I guess this is where you really have to determine what you want. You want to shoot 1000 yards. The one decent thing about 1000 yards, is that a great rifle and a bad shooter looks just about like a good rifle and a bad shooter. If you are a bad shooter and want to learn, there isn't a huge need to move to a great rifle right off the bat. It won't hurt, but it may not help much either.
I would buy myself a decent .22lr and spend a ton of time at the 200 yard line. Practice that for a year and shoot a few thousand rounds. You'll gain a lot of knowledge and only spend a few hundred on midgrade ammo. I would spend $500 on a used target rifle from a few years back, $400 on a case of Wolf ammo, shoot for a year, sell the rifle for the same $500, and be out $400 for the experience of 5000 rounds at a relatively long range for the round's ability. Take what you have learned and build yourself the rifle you wanted and be a bit more able to actually use the rifle to it's potential.
Look at what shooting 5000 rounds of hand loaded .223 would run you. At that, you'll go shoot a barrel out, if not 2(for a match rifle, it won't be useless at that point, but won't be giving you scores like it started life). A good rebarrel runs an easy $500. A couple hundred cases, lets say 500 cases shot 10 times each. For cheap brass maybe $100, for Lapua $200. 5000 primers at $25/k would run you $125. For powder, lets just say you use Varget and run 23.0 grains (not real sure the load data for the ultra heavy .223 bullets). 7000 grains in a pound, 16.4 lbs of powder/5k rounds. $140/8lb jug x2 is $280. Say you go with the 80gr SMK. At the 500 round quantity you are looking right about $100. So for 5000 you would be pushing $1,000 worth of bullets. Let's assume you get your entire cost back out of the rifle itself, but with a rebarrel at the end of the year.

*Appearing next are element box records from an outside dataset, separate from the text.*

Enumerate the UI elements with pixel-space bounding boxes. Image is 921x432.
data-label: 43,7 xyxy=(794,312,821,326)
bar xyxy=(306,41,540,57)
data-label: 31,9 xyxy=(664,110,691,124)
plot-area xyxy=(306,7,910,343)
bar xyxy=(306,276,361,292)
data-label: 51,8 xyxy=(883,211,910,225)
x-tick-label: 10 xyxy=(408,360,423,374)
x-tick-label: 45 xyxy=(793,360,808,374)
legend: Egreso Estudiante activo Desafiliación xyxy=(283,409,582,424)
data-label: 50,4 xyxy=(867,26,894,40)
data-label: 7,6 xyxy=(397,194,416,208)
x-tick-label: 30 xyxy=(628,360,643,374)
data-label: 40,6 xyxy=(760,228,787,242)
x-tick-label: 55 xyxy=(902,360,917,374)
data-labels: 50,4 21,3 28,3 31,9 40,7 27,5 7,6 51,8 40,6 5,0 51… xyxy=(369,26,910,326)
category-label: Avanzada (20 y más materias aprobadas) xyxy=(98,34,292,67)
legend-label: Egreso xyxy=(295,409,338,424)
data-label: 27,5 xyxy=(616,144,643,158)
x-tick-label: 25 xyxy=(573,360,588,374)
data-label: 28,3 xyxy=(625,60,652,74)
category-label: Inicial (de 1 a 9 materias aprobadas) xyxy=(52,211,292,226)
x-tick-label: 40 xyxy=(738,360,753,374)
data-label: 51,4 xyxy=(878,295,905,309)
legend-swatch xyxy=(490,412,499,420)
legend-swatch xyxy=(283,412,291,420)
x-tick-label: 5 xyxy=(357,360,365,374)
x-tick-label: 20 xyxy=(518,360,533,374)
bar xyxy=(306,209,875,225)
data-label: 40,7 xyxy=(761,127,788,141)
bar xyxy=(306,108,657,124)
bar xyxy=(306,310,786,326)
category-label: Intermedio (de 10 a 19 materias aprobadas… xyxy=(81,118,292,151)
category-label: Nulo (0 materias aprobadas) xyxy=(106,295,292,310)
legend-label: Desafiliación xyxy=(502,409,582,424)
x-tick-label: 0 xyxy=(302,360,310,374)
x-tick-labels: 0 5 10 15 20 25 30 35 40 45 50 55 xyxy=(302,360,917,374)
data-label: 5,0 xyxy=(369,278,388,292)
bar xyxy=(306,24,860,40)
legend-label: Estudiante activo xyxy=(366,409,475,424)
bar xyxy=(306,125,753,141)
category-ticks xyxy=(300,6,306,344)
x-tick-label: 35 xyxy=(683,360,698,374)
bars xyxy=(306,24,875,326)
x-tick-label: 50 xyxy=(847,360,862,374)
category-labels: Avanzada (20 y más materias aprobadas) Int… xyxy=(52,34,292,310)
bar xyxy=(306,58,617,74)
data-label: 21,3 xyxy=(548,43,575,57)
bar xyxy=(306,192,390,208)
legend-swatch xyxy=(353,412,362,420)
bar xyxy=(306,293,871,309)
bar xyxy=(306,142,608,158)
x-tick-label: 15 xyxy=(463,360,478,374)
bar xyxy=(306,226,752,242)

So $500 for the rebarrel, $100 for cheap brass, $125 for primers, $280 for powder, $1000 for bullets. That's $2000 and I tried to round those prices down for an optimum use. If you want to move up to say .308 prices of components seem to rise a good 30% from there. And this ignores the cost of reloading equipment and the time invested in making the ammo, which at 5000 rounds, is intensive.
If you go out and buy FGMM it seems to run about $1 a round. Even if you could find it for $0.60 a round, that would put you at $3000 worth of ammo and a $500 rebarrel.
I am all for you buying the rifle you want to buy. But, if you really have no experience with shooting rifles at long range, try a year/summer/whatever out with a .22lr. If you find you hate the game, you won't be out all the time and effort to have a custom rifle built, ammo bought, etc. If you find you love the game, then you have gained 5000 rounds of experience in doping winds, which will be a huge advantage. It isn't the same thing, but it is similar and at a minor fraction of the cost. The experience you take from case of .22lr will be worth more than a couple hundred rounds at 1000 yards.
But if it must be 1000 yards right now, I would got .260 or .243. Either will get there. They won't be the absolute best rounds to do so, but they are fairly easy to come by and with the right barrels/twist/loads should do just fine at those ranges.